Biden’s strict review of merger applications leads to PE deal delays, attorneys say

The administration has talked about taking a tougher approach to private equity deals, especially those focused on healthcare.

The Biden Administration has implemented a tighter review of filings that firms must submit before the completion of a merger, resulting in increased delays and costs for private equity managers and potential portfolio companies, according to two attorneys.

Under the Hart-Scott-Rodino Act, mergers and similar transactions over a certain size threshold must submit an HSR filing to both the Federal Trade Commission and Department of Justice. The agencies then consider if the pending deal may unduly harm competition, according to a primer from Thomson Reuters. Either agency then has 30 days to notify parties to a deal of antitrust concerns. A second request notification within the 30-day period will trigger an investigation.

“The simplest way to put it is that under this administration, the hard deals are still hard, and they always were hard where there were obvious competitive issues. But deals that before would be considered easier are getting calls from either agency before the 30 days,” according to Andrew Lacy, a partner at law firm Goodwin.

The Biden Administration increased the number of questions and concerns it has when reviewing HSR filings, especially ones focused on healthcare, according to Lacy.

“Now, more than ever, we are seeing the agencies have more questions over what were previously considered somewhat minor issues. And we’re seeing more second request investigations, which are long, drawn-out, and burdensome,” Lacy told Buyouts. These investigations can last between three months and one year, according to the attorneys.

Typically, a firm will either ask for an extension or will withdraw their first HSR filing if either agency raises an issue to avoid facing a second request and following investigation, the attorneys said.

Diana Moss, president of the American Antitrust Institute, said her organization has also heard reports of more second requests made by the administration.

“This ‘closer look’ is in keeping with the administration’s needed, stronger stance on antitrust and especially merger enforcement,” Moss said.

In a January speech, Jonathan Kanter, the assistant attorney general for the DOJ’s antitrust division, said a record 3,500-plus HSR notifications were filed in the 2021 fiscal year.

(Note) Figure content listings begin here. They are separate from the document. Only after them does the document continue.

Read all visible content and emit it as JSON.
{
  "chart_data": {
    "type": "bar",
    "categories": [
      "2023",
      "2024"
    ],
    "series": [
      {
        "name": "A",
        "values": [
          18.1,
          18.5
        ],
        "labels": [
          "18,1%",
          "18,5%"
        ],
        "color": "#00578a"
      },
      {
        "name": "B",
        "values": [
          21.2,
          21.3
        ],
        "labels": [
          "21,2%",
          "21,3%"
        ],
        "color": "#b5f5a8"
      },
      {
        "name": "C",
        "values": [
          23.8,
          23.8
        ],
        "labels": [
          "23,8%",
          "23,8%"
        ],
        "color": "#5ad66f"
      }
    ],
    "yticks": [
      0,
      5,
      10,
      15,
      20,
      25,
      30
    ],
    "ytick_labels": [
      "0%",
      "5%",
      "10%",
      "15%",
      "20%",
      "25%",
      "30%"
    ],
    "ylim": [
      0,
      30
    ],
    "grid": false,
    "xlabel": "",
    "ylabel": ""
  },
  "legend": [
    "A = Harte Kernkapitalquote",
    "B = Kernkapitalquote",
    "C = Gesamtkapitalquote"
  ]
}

In his remarks, Kanter said his office would take a stricter approach when weighing whether a possible merger would harm competition and hurt customers, citing research that this type of consolidation has led to less competition.

The administration’s strict review of HSR filings could delay dealmaking, the attorneys said.

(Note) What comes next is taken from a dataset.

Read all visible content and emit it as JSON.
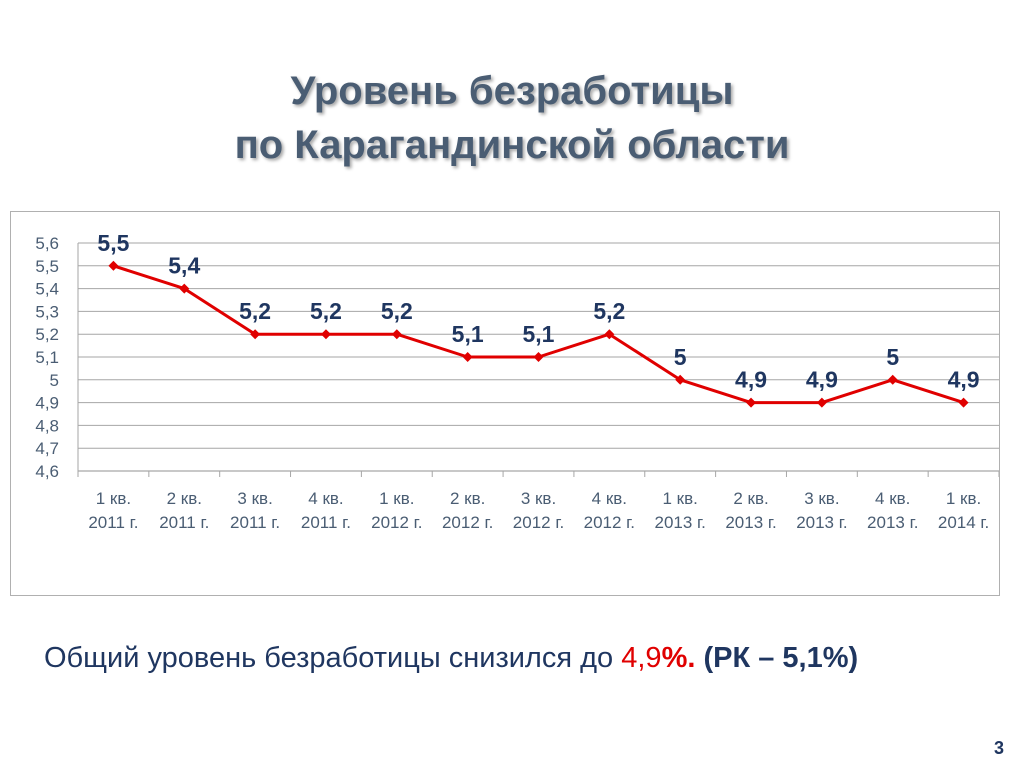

“On the front end, this can hold up dealmaking activity throughout the approval process. This makes it harder for private equity dollars to get to those companies,” said Chris Wilson, another partner at Goodwin.

Wilson said the administration has particularly focused on healthcare deals in its HSR reviews, noting that the White House issued a fact sheet in February outlining its concerns about nursing homes owned by private equity managers.

In its fact sheet, the White House cited studies alleging that private equity-owned nursing homes have higher rates of preventable injuries and hospitalizations, excessive mortality rates and covid-19 infections.

“The ongoing rhetoric says private equity firms may hollow out productive assets and make them less competitive. That’s not something in my years of experience that I see as a goal of a private equity investment. In my experience, these deals are intended to find ways to make companies more competitive,” said Wilson.

Update: This report has been updated to clarify attribution on some quotes throughout the story.